Per tornare a casa da Baharia Ezz ci ha messo a disposizione un taxi. L’autista – un uomo grasso dagli occhi porcini e la bocca paralizzata in un sorriso triangolare – si era fatto accompagnare dal figlio, un ragazzetto decisamente poco sveglio e po’ strabico.
I due avevano un che di inquietante. L’autista non ci guardava mai negli occhi, ma ogni volta incrociavo il suo sguardo obliquo nello specchietto retrovisore. Ripeteva sempre le stesse quattro parole in inglese, e poi scoppiava in una risata isterica e troppo forte.
Durante la sosta all’unico bar esistente nella strada che collega il Cairo con Baharia, incontriamo i due ragazzi tedeschi e la loro guida, Omar. Io e Anna oltre ad andare in “bagno” (latrina nera e maleodorante invasa di mosche e senza acqua corrente, che abbiamo evitato in favore delle dune del retrobottega), volevamo prenderci qualcosa da bere. Ci sediamo al tavolo con Omar, ma i nostri autisti però, e non capiamo il perché, volevano ripartire subito e cominciano a metterci pressione anche abbastanza sgarbatamente.
Noi abbiamo continuato a bere con calma il nostro drink. Solo dopo, pensando a che, di fatto, se ne erano andati con le nostre cose ed erano già stati pagati, comincia a salirmi un po’ di ansia. Li abbiamo inseguiti ma siamo riusciti a raggiungerli solo alla fine, al punto d’incontro stabilito.

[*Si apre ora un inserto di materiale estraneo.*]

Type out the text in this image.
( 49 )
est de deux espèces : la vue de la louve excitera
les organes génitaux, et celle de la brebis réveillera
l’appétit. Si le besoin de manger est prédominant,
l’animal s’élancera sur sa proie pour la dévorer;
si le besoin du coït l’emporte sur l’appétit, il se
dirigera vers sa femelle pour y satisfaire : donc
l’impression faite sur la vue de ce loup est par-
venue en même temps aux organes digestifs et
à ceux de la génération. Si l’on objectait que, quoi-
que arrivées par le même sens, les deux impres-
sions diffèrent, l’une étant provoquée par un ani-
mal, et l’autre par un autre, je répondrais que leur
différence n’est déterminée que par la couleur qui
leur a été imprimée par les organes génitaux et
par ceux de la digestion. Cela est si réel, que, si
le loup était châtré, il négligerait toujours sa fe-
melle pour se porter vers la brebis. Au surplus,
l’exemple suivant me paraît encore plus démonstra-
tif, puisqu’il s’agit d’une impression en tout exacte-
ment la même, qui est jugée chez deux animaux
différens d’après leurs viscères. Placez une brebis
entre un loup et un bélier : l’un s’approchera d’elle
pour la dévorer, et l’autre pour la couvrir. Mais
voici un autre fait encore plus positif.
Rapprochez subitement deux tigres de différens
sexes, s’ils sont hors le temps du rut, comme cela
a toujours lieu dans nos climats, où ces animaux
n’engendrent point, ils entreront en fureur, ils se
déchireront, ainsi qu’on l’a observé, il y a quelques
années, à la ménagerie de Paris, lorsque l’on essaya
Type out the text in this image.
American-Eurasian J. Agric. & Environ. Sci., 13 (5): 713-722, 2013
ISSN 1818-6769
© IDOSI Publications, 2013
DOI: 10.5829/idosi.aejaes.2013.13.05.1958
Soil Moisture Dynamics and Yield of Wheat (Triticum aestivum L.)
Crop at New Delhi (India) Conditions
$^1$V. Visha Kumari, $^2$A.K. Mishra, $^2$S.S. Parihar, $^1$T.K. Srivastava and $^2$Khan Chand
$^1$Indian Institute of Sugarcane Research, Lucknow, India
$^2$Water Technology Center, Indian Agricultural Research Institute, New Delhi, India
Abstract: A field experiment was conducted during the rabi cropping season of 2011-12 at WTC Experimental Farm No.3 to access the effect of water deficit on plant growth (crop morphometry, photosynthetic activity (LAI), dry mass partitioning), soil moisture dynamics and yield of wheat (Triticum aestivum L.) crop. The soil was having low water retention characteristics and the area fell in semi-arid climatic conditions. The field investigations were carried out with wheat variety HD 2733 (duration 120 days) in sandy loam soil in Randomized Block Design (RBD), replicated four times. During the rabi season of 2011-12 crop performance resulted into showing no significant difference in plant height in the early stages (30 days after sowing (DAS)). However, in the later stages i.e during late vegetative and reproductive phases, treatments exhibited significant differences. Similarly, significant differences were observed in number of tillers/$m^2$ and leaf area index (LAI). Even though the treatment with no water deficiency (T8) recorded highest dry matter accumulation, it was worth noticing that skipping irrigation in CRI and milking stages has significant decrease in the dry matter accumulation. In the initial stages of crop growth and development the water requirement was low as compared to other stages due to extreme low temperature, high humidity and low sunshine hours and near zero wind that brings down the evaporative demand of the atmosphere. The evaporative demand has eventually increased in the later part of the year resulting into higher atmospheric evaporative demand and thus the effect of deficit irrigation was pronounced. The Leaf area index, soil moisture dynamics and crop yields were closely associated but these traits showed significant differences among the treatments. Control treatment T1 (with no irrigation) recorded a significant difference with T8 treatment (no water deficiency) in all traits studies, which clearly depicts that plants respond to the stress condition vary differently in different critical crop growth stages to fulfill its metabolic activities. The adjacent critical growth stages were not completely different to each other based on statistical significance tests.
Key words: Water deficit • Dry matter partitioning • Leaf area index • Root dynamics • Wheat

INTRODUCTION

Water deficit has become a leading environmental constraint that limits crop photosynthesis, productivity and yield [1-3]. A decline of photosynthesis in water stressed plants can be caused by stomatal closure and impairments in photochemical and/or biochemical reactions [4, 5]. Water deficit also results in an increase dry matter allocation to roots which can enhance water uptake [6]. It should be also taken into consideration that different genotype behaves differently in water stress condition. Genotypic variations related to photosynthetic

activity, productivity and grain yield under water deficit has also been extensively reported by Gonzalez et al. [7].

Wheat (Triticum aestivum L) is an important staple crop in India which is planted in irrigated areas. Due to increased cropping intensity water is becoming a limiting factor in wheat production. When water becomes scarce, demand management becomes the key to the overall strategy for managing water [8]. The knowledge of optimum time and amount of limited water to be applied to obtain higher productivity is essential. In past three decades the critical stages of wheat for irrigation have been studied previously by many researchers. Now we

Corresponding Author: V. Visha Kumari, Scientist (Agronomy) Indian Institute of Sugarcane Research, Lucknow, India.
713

Arrivate sotto casa ha pure allungato la mano con fare lamentoso ed elemosinante. Io la mancia non glie l’ho data. Il suo sorriso viscido è svanito in un attimo e ha continuato a lamentarsi dal finestrino. Non me ne frega, mi hai fatto fare un viaggio d’inferno e andare di traverso la coca-cola, ridendo istericamente per tutto il tempo oltre ad averci fotografato e spiato per tutto il tempo dallo specchietto retrovisore.